When the dust settles, some schools will have adapted more quickly than others, and some will be major winners. Successes in the new global higher education order will go to public universities that have acted with urgency to reposition themselves, embrace the inevitable changes underway and overcome battles aimed at preserving an unsustainable status quo. Universities that are responsive to change will become almost unassailable competitors. They are like sleeping giants that have awakened with a new vision to become super schools. The new public university stays true to their original purpose of educating willing and able students within their own states. But they now see the whole country and beyond as a service area, and with the support of their staff and boards, they are determined to do what is necessary to prosper in an environment of extreme competition and growing globalization.
But converting traditional degree programs and certificates into an online format, recruiting qualified students and supporting enrolled students through graduation often stretch an institution’s capabilities. Consequently, many public universities turn to global partners who already have in place an international network that greatly expands their reach and allows them to access outstanding global talent.
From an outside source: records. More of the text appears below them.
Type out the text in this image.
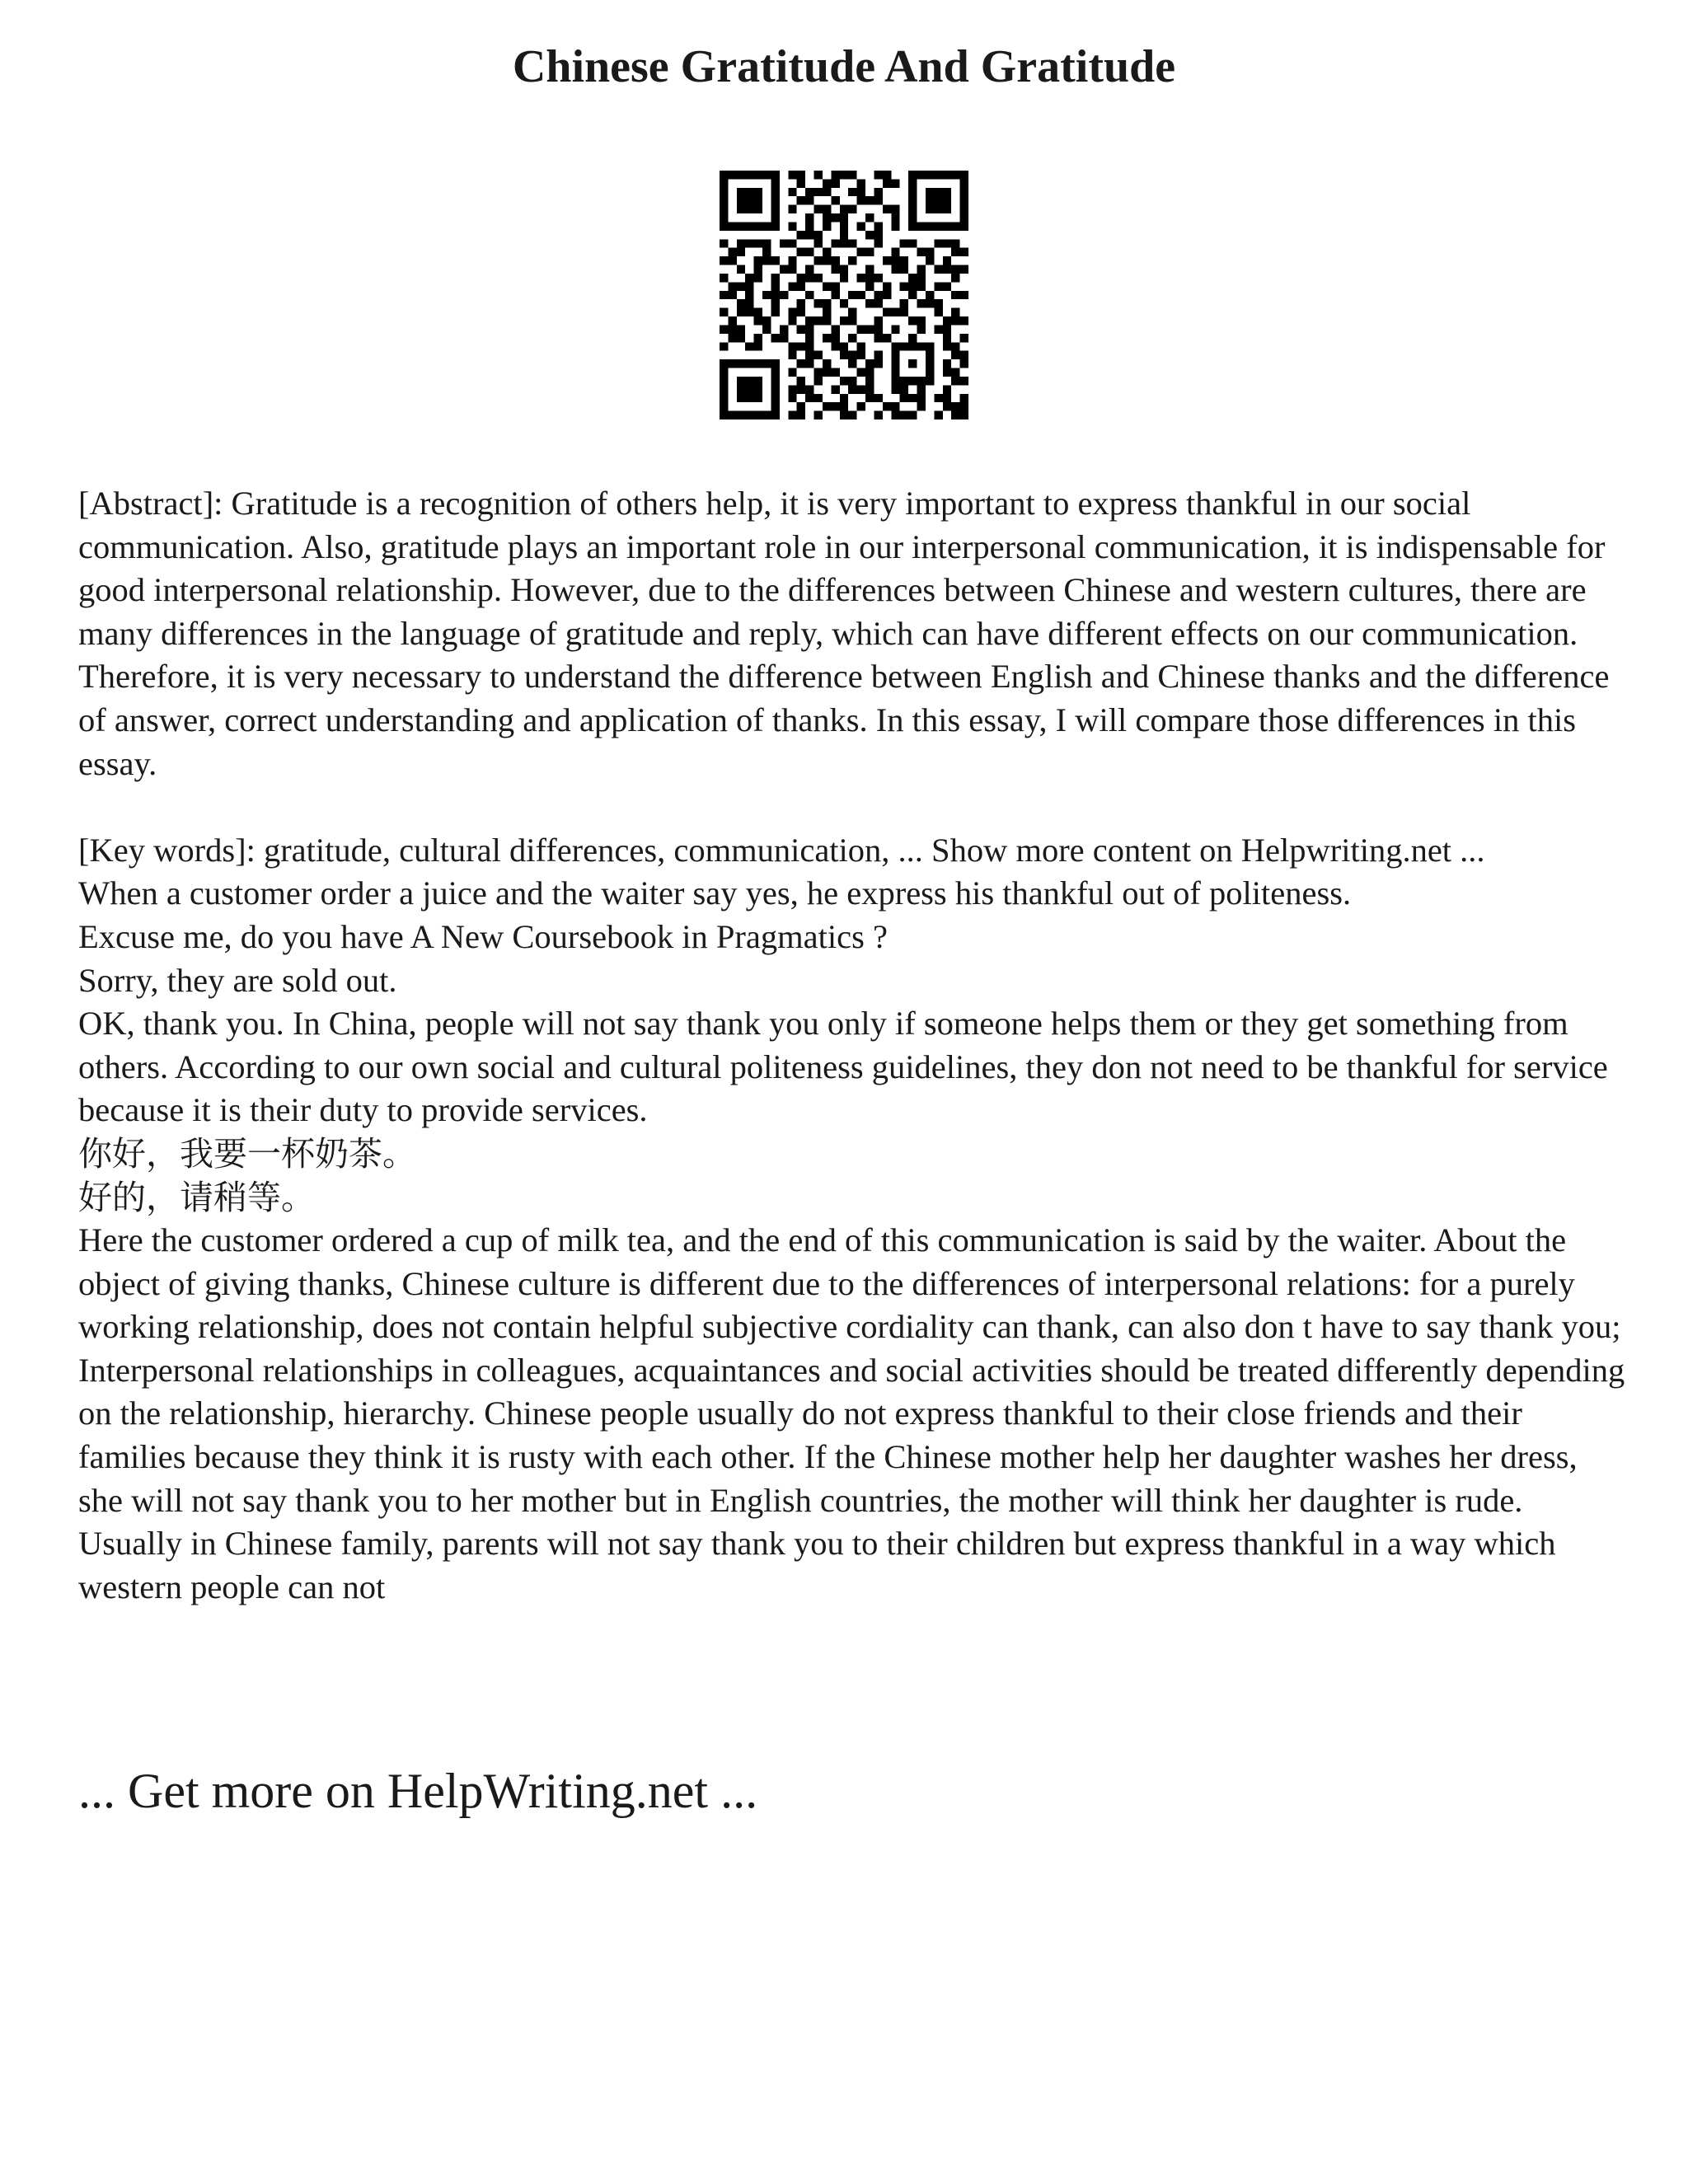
Chinese Gratitude And Gratitude

[Abstract]: Gratitude is a recognition of others help, it is very important to express thankful in our social communication. Also, gratitude plays an important role in our interpersonal communication, it is indispensable for good interpersonal relationship. However, due to the differences between Chinese and western cultures, there are many differences in the language of gratitude and reply, which can have different effects on our communication. Therefore, it is very necessary to understand the difference between English and Chinese thanks and the difference of answer, correct understanding and application of thanks. In this essay, I will compare those differences in this essay.

[Key words]: gratitude, cultural differences, communication, ... Show more content on Helpwriting.net ...

When a customer order a juice and the waiter say yes, he express his thankful out of politeness.

Excuse me, do you have A New Coursebook in Pragmatics ?

Sorry, they are sold out.

OK, thank you. In China, people will not say thank you only if someone helps them or they get something from others. According to our own social and cultural politeness guidelines, they don not need to be thankful for service because it is their duty to provide services.

你好，我要一杯奶茶。

好的，请稍等。

Here the customer ordered a cup of milk tea, and the end of this communication is said by the waiter. About the object of giving thanks, Chinese culture is different due to the differences of interpersonal relations: for a purely working relationship, does not contain helpful subjective cordiality can thank, can also don t have to say thank you; Interpersonal relationships in colleagues, acquaintances and social activities should be treated differently depending on the relationship, hierarchy. Chinese people usually do not express thankful to their close friends and their families because they think it is rusty with each other. If the Chinese mother help her daughter washes her dress, she will not say thank you to her mother but in English countries, the mother will think her daughter is rude. Usually in Chinese family, parents will not say thank you to their children but express thankful in a way which western people can not

... Get more on HelpWriting.net ...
American higher education, and in particular public universities, can attain a new level of global competitiveness and social responsibility. And in prospering as institutions, they can sustain the local educational opportunities envisioned in their original missions. By using their remarkable assets and offering them globally, they have the ability to change the world through access, affordability and high quality, raising the educational bar around the globe. It is this very pursuit of big dreams that has made America the world leader in dozens of fields. It is time for a new and a broader vision for American higher education, which is entrepreneurial, innovative and global.